Paneer Roll

Paneer Rolls, the name itself is alluring. These are very simple and easy to make. Pack it up for lunch or even enjoy it as a snack.

Course: Main Course

Cuisine: North Indian

Time: Preparation – 10 mins, Cooking –  25 mins, Total – 35 mins

Servings: makes 4-5 rolls


  1. Filling –
    • Paneer (Indian Cottage Cheese) – 200 grams (grated or crumbled)
    • Onion – 1 medium (finely chopped)
    • Capsicum – 1/2 cup (finely chopped)
    • Carrot – 1/2 cup (grated)
    • Green Chilli – 1 (finely chopped)
    • Cumin Powder – 1/2 tsp
    • Dry Mango Powder (Amchur Powder) – 1/2 tsp
    • Black Pepper Powder – 1/4 tsp
    • Oil – 2 tbsp
    • Salt to taste
  2. Rotis –
    • Wheat Flour – 1 cup
    • Oil – for shallow frying the rotis
    • Water – to knead the dough
    • Salt to taste
  3. Chutney – recipe here.

PS: 1 Cup = 250 ML.

How to make Paneer Roll:

  1. Heat oil in a pan or a kadai. Add onions, capsicum and green chillies. Cook till onions are translucent
  2. Add grated carrot.

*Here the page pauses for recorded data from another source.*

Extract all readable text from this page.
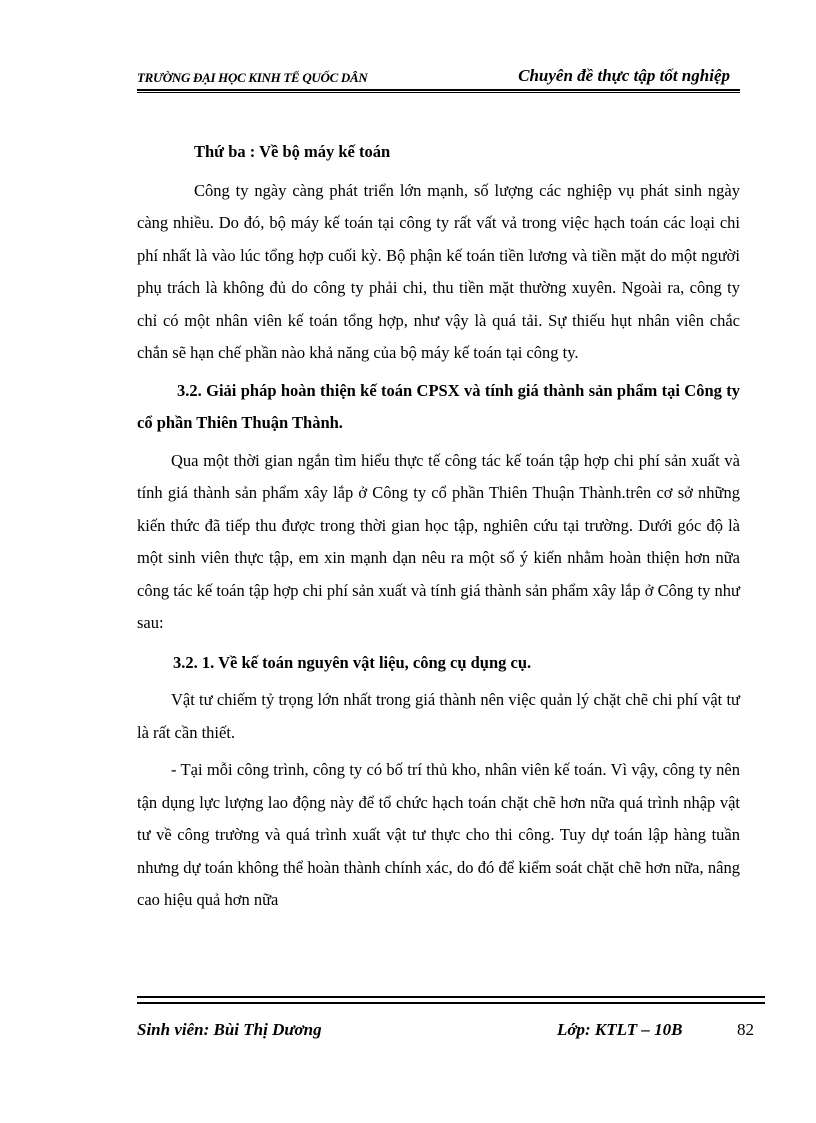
TRƯỜNG ĐẠI HỌC KINH TẾ QUỐC DÂN	Chuyên đề thực tập tốt nghiệp

Thứ ba : Về bộ máy kế toán

Công ty ngày càng phát triển lớn mạnh, số lượng các nghiệp vụ phát sinh ngày càng nhiều. Do đó, bộ máy kế toán tại công ty rất vất vả trong việc hạch toán các loại chi phí nhất là vào lúc tổng hợp cuối kỳ. Bộ phận kế toán tiền lương và tiền mặt do một người phụ trách là không đủ do công ty phải chi, thu tiền mặt thường xuyên. Ngoài ra, công ty chỉ có một nhân viên kế toán tổng hợp, như vậy là quá tải. Sự thiếu hụt nhân viên chắc chắn sẽ hạn chế phần nào khả năng của bộ máy kế toán tại công ty.

3.2. Giải pháp hoàn thiện kế toán CPSX và tính giá thành sản phẩm tại Công ty cổ phần Thiên Thuận Thành.

Qua một thời gian ngắn tìm hiểu thực tế công tác kế toán tập hợp chi phí sản xuất và tính giá thành sản phẩm xây lắp ở Công ty cổ phần Thiên Thuận Thành.trên cơ sở những kiến thức đã tiếp thu được trong thời gian học tập, nghiên cứu tại trường. Dưới góc độ là một sinh viên thực tập, em xin mạnh dạn nêu ra một số ý kiến nhằm hoàn thiện hơn nữa công tác kế toán tập hợp chi phí sản xuất và tính giá thành sản phẩm xây lắp ở Công ty như sau:

3.2. 1. Về kế toán nguyên vật liệu, công cụ dụng cụ.

Vật tư chiếm tỷ trọng lớn nhất trong giá thành nên việc quản lý chặt chẽ chi phí vật tư là rất cần thiết.

- Tại mỗi công trình, công ty có bố trí thủ kho, nhân viên kế toán. Vì vậy, công ty nên tận dụng lực lượng lao động này để tổ chức hạch toán chặt chẽ hơn nữa quá trình nhập vật tư về công trường và quá trình xuất vật tư thực cho thi công. Tuy dự toán lập hàng tuần nhưng dự toán không thể hoàn thành chính xác, do đó để kiểm soát chặt chẽ hơn nữa, nâng cao hiệu quả hơn nữa

Sinh viên: Bùi Thị Dương	Lớp: KTLT – 10B	82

Cook for 2-3 mins on medium flame
  3. Add paneer, cumin powder, dry mango powder, black pepper powder and salt. Cook for another 2-3 mins on medium flame. Paneer filling is ready. Keep aside
  4. Take wheat flour in a bowl. Add water as required and make a smooth and soft dough. Keep aside for 15 mins
  5. Divide dough into four equal portions or as desired. Make round balls
  6. Dust the ball with flour and roll it to make a thin roti (it should not be thick)
  7. Heat a tawa or a pan. Place the roti and cook still you get the brown spots. Flip the roti and spread some oil
  8. Similarly repeat on the other side. Cook from both the sides till golden brown
  9. Remove it and keep it in a container covered to keep it warm and not turning hard. Similarly prepare rest of the rotis
  10. Now take a roti and place on a flat surface. Spread some chutney
  11. Place the paneer filling in the center and roll it, you also roll it in a foil or a butter paper
  12. Your Paneer Rolls are ready. Serve hot.